Talking about an uncertain future can be difficult for both patient and healthcare professional. We know from the research evidence that patients expect healthcare practitioners to tell them what they think they should know. We also know that healthcare practitioners are fearful of bringing up discussions about the future and dying for fear of upsetting their patients. We also know that patients who are fearful for the future can become anxious and depressed (Parker et al 2007). Both healthcare practitioner and patient tend to focus on the physical things of illness and treatment and avoid discussions about the future and ‘hope for the best’.
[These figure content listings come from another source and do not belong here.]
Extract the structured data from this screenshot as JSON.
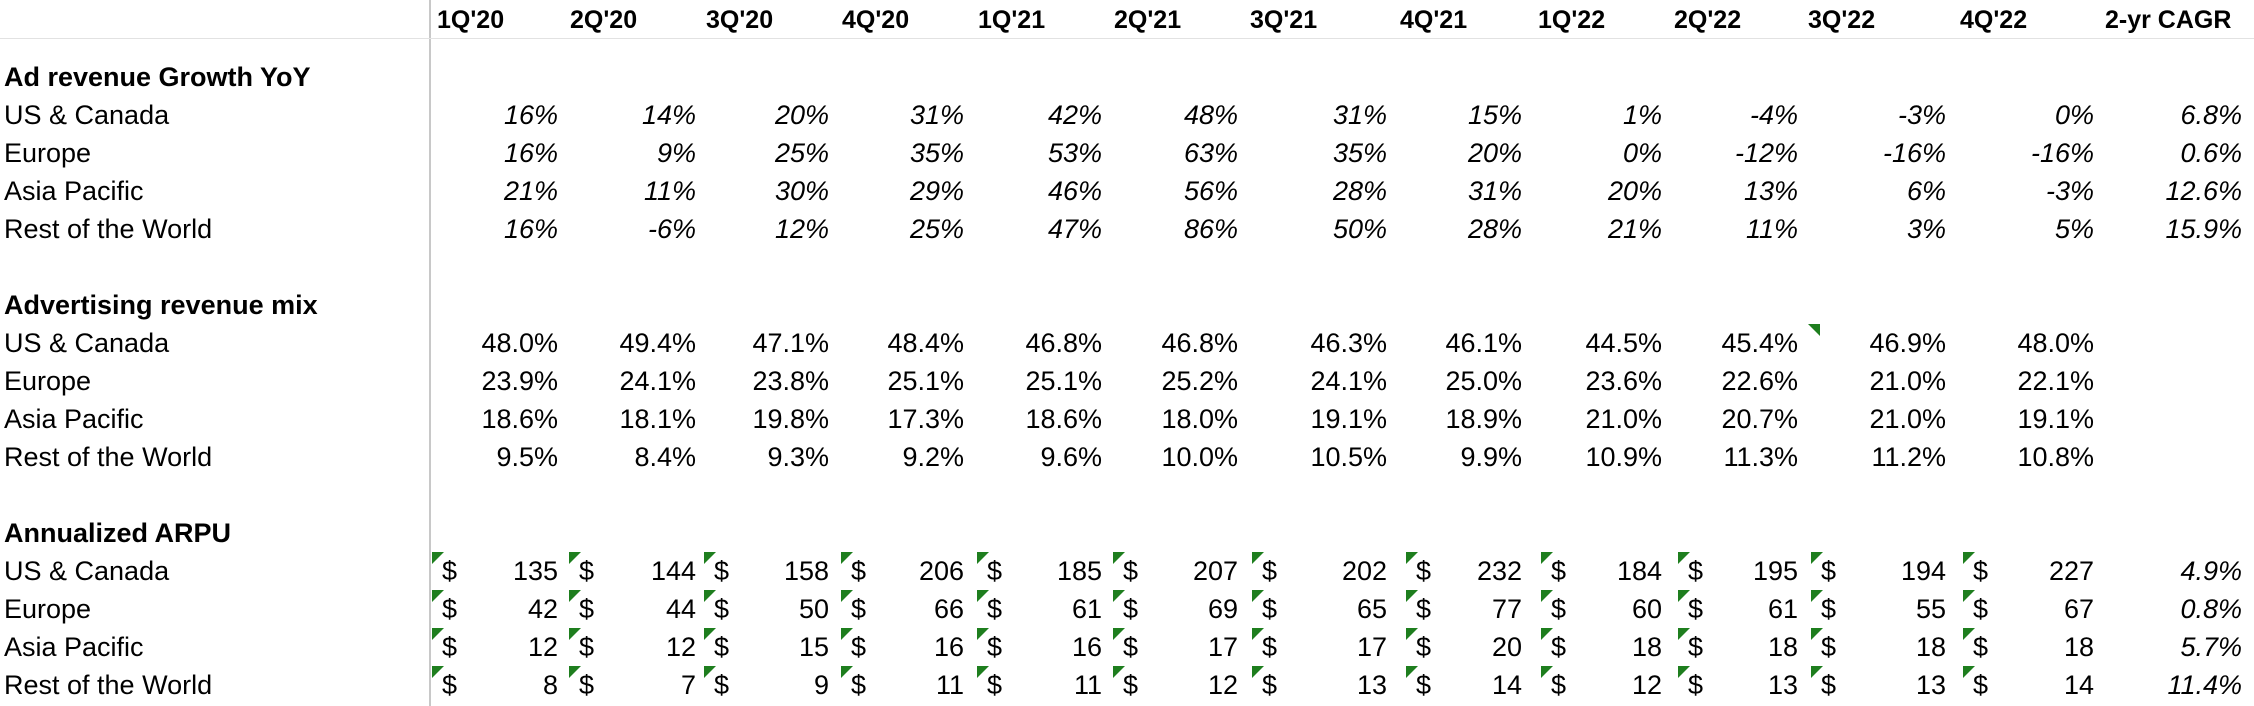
{
  "headers": [
    "1Q'20",
    "2Q'20",
    "3Q'20",
    "4Q'20",
    "1Q'21",
    "2Q'21",
    "3Q'21",
    "4Q'21",
    "1Q'22",
    "2Q'22",
    "3Q'22",
    "4Q'22",
    "2-yr CAGR"
  ],
  "sections": [
    {
      "title": "Ad revenue Growth YoY",
      "format": "italic",
      "rows": [
        {
          "label": "US & Canada",
          "values": [
            "16%",
            "14%",
            "20%",
            "31%",
            "42%",
            "48%",
            "31%",
            "15%",
            "1%",
            "-4%",
            "-3%",
            "0%"
          ],
          "cagr": "6.8%"
        },
        {
          "label": "Europe",
          "values": [
            "16%",
            "9%",
            "25%",
            "35%",
            "53%",
            "63%",
            "35%",
            "20%",
            "0%",
            "-12%",
            "-16%",
            "-16%"
          ],
          "cagr": "0.6%"
        },
        {
          "label": "Asia Pacific",
          "values": [
            "21%",
            "11%",
            "30%",
            "29%",
            "46%",
            "56%",
            "28%",
            "31%",
            "20%",
            "13%",
            "6%",
            "-3%"
          ],
          "cagr": "12.6%"
        },
        {
          "label": "Rest of the World",
          "values": [
            "16%",
            "-6%",
            "12%",
            "25%",
            "47%",
            "86%",
            "50%",
            "28%",
            "21%",
            "11%",
            "3%",
            "5%"
          ],
          "cagr": "15.9%"
        }
      ]
    },
    {
      "title": "Advertising revenue mix",
      "format": "plain",
      "rows": [
        {
          "label": "US & Canada",
          "values": [
            "48.0%",
            "49.4%",
            "47.1%",
            "48.4%",
            "46.8%",
            "46.8%",
            "46.3%",
            "46.1%",
            "44.5%",
            "45.4%",
            "46.9%",
            "48.0%"
          ],
          "cagr": ""
        },
        {
          "label": "Europe",
          "values": [
            "23.9%",
            "24.1%",
            "23.8%",
            "25.1%",
            "25.1%",
            "25.2%",
            "24.1%",
            "25.0%",
            "23.6%",
            "22.6%",
            "21.0%",
            "22.1%"
          ],
          "cagr": ""
        },
        {
          "label": "Asia Pacific",
          "values": [
            "18.6%",
            "18.1%",
            "19.8%",
            "17.3%",
            "18.6%",
            "18.0%",
            "19.1%",
            "18.9%",
            "21.0%",
            "20.7%",
            "21.0%",
            "19.1%"
          ],
          "cagr": ""
        },
        {
          "label": "Rest of the World",
          "values": [
            "9.5%",
            "8.4%",
            "9.3%",
            "9.2%",
            "9.6%",
            "10.0%",
            "10.5%",
            "9.9%",
            "10.9%",
            "11.3%",
            "11.2%",
            "10.8%"
          ],
          "cagr": ""
        }
      ]
    },
    {
      "title": "Annualized ARPU",
      "format": "currency",
      "currency_symbol": "$",
      "rows": [
        {
          "label": "US & Canada",
          "values": [
            "135",
            "144",
            "158",
            "206",
            "185",
            "207",
            "202",
            "232",
            "184",
            "195",
            "194",
            "227"
          ],
          "cagr": "4.9%"
        },
        {
          "label": "Europe",
          "values": [
            "42",
            "44",
            "50",
            "66",
            "61",
            "69",
            "65",
            "77",
            "60",
            "61",
            "55",
            "67"
          ],
          "cagr": "0.8%"
        },
        {
          "label": "Asia Pacific",
          "values": [
            "12",
            "12",
            "15",
            "16",
            "16",
            "17",
            "17",
            "20",
            "18",
            "18",
            "18",
            "18"
          ],
          "cagr": "5.7%"
        },
        {
          "label": "Rest of the World",
          "values": [
            "8",
            "7",
            "9",
            "11",
            "11",
            "12",
            "13",
            "14",
            "12",
            "13",
            "13",
            "14"
          ],
          "cagr": "11.4%"
        }
      ]
    }
  ],
  "colors": {
    "comment_marker": "#1e7e1e",
    "gridline": "#c8c8c8"
  }
}
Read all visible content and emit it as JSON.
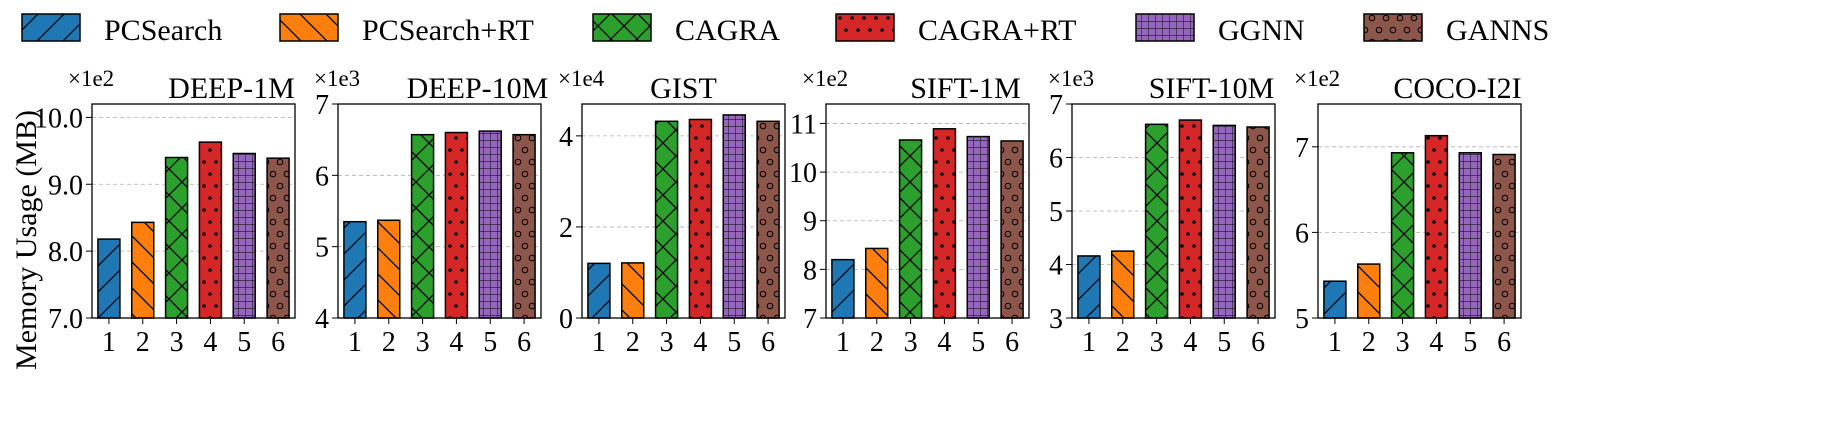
{
  "legend": [
    {
      "name": "PCSearch",
      "color": "#1f77b4",
      "pattern": "diag-fwd"
    },
    {
      "name": "PCSearch+RT",
      "color": "#ff7f0e",
      "pattern": "diag-back"
    },
    {
      "name": "CAGRA",
      "color": "#2ca02c",
      "pattern": "cross"
    },
    {
      "name": "CAGRA+RT",
      "color": "#d62728",
      "pattern": "dots"
    },
    {
      "name": "GGNN",
      "color": "#9467bd",
      "pattern": "grid"
    },
    {
      "name": "GANNS",
      "color": "#8c564b",
      "pattern": "circles"
    }
  ],
  "ylabel": "Memory Usage (MB)",
  "chart_data": [
    {
      "type": "bar",
      "title": "DEEP-1M",
      "multiplier": "×1e2",
      "categories": [
        "1",
        "2",
        "3",
        "4",
        "5",
        "6"
      ],
      "values": [
        8.18,
        8.43,
        9.4,
        9.63,
        9.46,
        9.39
      ],
      "ylim": [
        7.0,
        10.2
      ],
      "yticks": [
        7.0,
        8.0,
        9.0,
        10.0
      ],
      "yticklabels": [
        "7.0",
        "8.0",
        "9.0",
        "10.0"
      ],
      "grid": true
    },
    {
      "type": "bar",
      "title": "DEEP-10M",
      "multiplier": "×1e3",
      "categories": [
        "1",
        "2",
        "3",
        "4",
        "5",
        "6"
      ],
      "values": [
        5.35,
        5.37,
        6.57,
        6.6,
        6.62,
        6.57
      ],
      "ylim": [
        4,
        7
      ],
      "yticks": [
        4,
        5,
        6,
        7
      ],
      "yticklabels": [
        "4",
        "5",
        "6",
        "7"
      ],
      "grid": true
    },
    {
      "type": "bar",
      "title": "GIST",
      "multiplier": "×1e4",
      "categories": [
        "1",
        "2",
        "3",
        "4",
        "5",
        "6"
      ],
      "values": [
        1.2,
        1.21,
        4.32,
        4.36,
        4.46,
        4.32
      ],
      "ylim": [
        0,
        4.7
      ],
      "yticks": [
        0,
        2,
        4
      ],
      "yticklabels": [
        "0",
        "2",
        "4"
      ],
      "grid": true
    },
    {
      "type": "bar",
      "title": "SIFT-1M",
      "multiplier": "×1e2",
      "categories": [
        "1",
        "2",
        "3",
        "4",
        "5",
        "6"
      ],
      "values": [
        8.2,
        8.43,
        10.66,
        10.89,
        10.73,
        10.64
      ],
      "ylim": [
        7,
        11.4
      ],
      "yticks": [
        7,
        8,
        9,
        10,
        11
      ],
      "yticklabels": [
        "7",
        "8",
        "9",
        "10",
        "11"
      ],
      "grid": true
    },
    {
      "type": "bar",
      "title": "SIFT-10M",
      "multiplier": "×1e3",
      "categories": [
        "1",
        "2",
        "3",
        "4",
        "5",
        "6"
      ],
      "values": [
        4.16,
        4.25,
        6.62,
        6.7,
        6.6,
        6.57
      ],
      "ylim": [
        3,
        7
      ],
      "yticks": [
        3,
        4,
        5,
        6,
        7
      ],
      "yticklabels": [
        "3",
        "4",
        "5",
        "6",
        "7"
      ],
      "grid": true
    },
    {
      "type": "bar",
      "title": "COCO-I2I",
      "multiplier": "×1e2",
      "categories": [
        "1",
        "2",
        "3",
        "4",
        "5",
        "6"
      ],
      "values": [
        5.43,
        5.63,
        6.93,
        7.13,
        6.93,
        6.91
      ],
      "ylim": [
        5,
        7.5
      ],
      "yticks": [
        5,
        6,
        7
      ],
      "yticklabels": [
        "5",
        "6",
        "7"
      ],
      "grid": true
    }
  ]
}
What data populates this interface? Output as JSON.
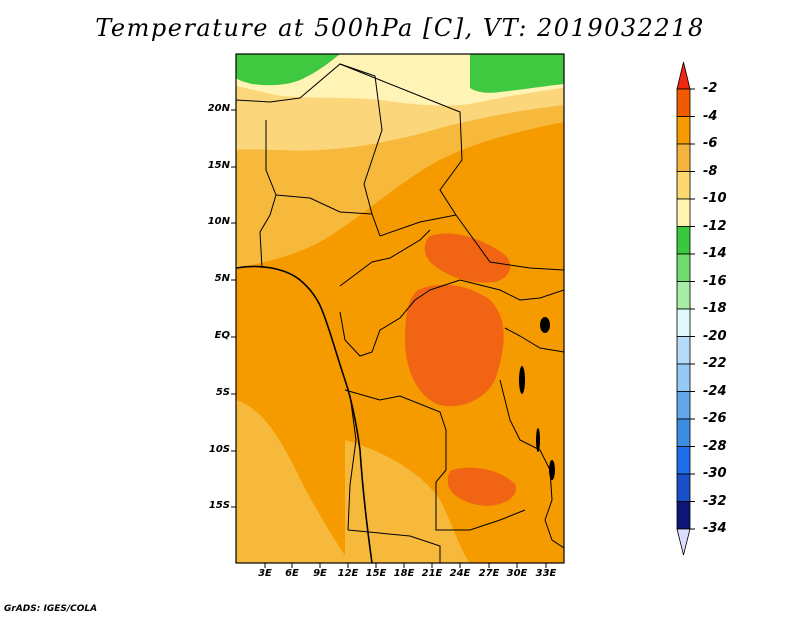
{
  "title": "Temperature at 500hPa [C], VT: 2019032218",
  "footer": "GrADS: IGES/COLA",
  "lat_labels": [
    "20N",
    "15N",
    "10N",
    "5N",
    "EQ",
    "5S",
    "10S",
    "15S"
  ],
  "lon_labels": [
    "3E",
    "6E",
    "9E",
    "12E",
    "15E",
    "18E",
    "21E",
    "24E",
    "27E",
    "30E",
    "33E"
  ],
  "colorbar": {
    "labels": [
      "-2",
      "-4",
      "-6",
      "-8",
      "-10",
      "-12",
      "-14",
      "-16",
      "-18",
      "-20",
      "-22",
      "-24",
      "-26",
      "-28",
      "-30",
      "-32",
      "-34"
    ],
    "colors": [
      "#f02810",
      "#f05a00",
      "#f59b00",
      "#f5b340",
      "#fbd870",
      "#fff4b0",
      "#3cc83c",
      "#6edc6e",
      "#a6eca6",
      "#e1f9fd",
      "#b4dcfa",
      "#96c8f5",
      "#64a5eb",
      "#3c8ce1",
      "#1e6eeb",
      "#1950c8",
      "#0f1478",
      "#dcdcff"
    ]
  },
  "field_colors": {
    "warm_core": "#f06414",
    "minus_4": "#f59b00",
    "minus_6": "#f7b93c",
    "minus_8": "#fcd67a",
    "minus_10": "#fff3b6",
    "minus_12": "#40c840"
  }
}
It is important for anyone with a serious, life-limiting illness to know that there is support and help available whatever happens. There is a framework of policies that have been developed by the department of health to support people as they approach the end of their lives.

Advance Care Planning

This is the process whereby a discussion takes place between an individual and their care provider about what they would want if they were to deteriorate. This discussion can include their family or a friend if they want it. The discussion is recorded by writing it down, it should be reviewed regularly and communicated to all key care providers. It is not legally binding but may give the opportunity to discuss other legally binding issues such as advance decision to refuse treatment or power of attorney for financial and health and social care.

Preferred Priorities for Care

This is an opportunity for a person to write down and keep with them what they would like, in the event that their illness deteriorates, what they would like to happen to them. It is something they can keep, review and amend as necessary. They can talk to their family and healthcare team about it and let people know that they have a Preferred Priorities of Care. It is not legally binding, but will be taken into account when planning care and will aid both the healthcare team and family to make decisions about future care.

Gold Standards Framework

The Gold Standards Framework is also known as the GSF or palliative care register. This allows general practitioners to identify those patients who might need more care as they are approaching advancing illness. Those patients once placed on this register will be nominated a key professional to co-ordinate all their health and social care. It will mean that their needs will be regularly discussed by the GP practice in an attempt to maximise the community support available, to ensure that they receive best care. The care may involve a nurse, an occupational therapist, a social worker, and the palliative care team.


Most people will have thought about making a will to ensure that their possessions and money are taken care of as they wish, once they die. However, very few people will consider making an advance care plan to ensure how they are taken care of if their health deteriorates and they cannot make decisions for themselves.

These decisions inevitably become the responsibility of their family and those closest to them for those people to guess what they might have wanted should they be capable of making that decision for themselves. Most people leave this important decision up to chance. Families and friends have to guess what to do, when they are emotionally upset and distraught themselves.

Talking about death and dying does not bring death any closer. Hoping for the best is fine, but planning for the worst, is something we should all consider. It means those closest to us will not have to guess what we might want. Making an advance care plan, like a will, is something that is important to us all. Once done, it can be ‘parked’ and we can forget about it. We can remain hopeful, but confident in the fact that we have set in place plans for the future whatever that might be.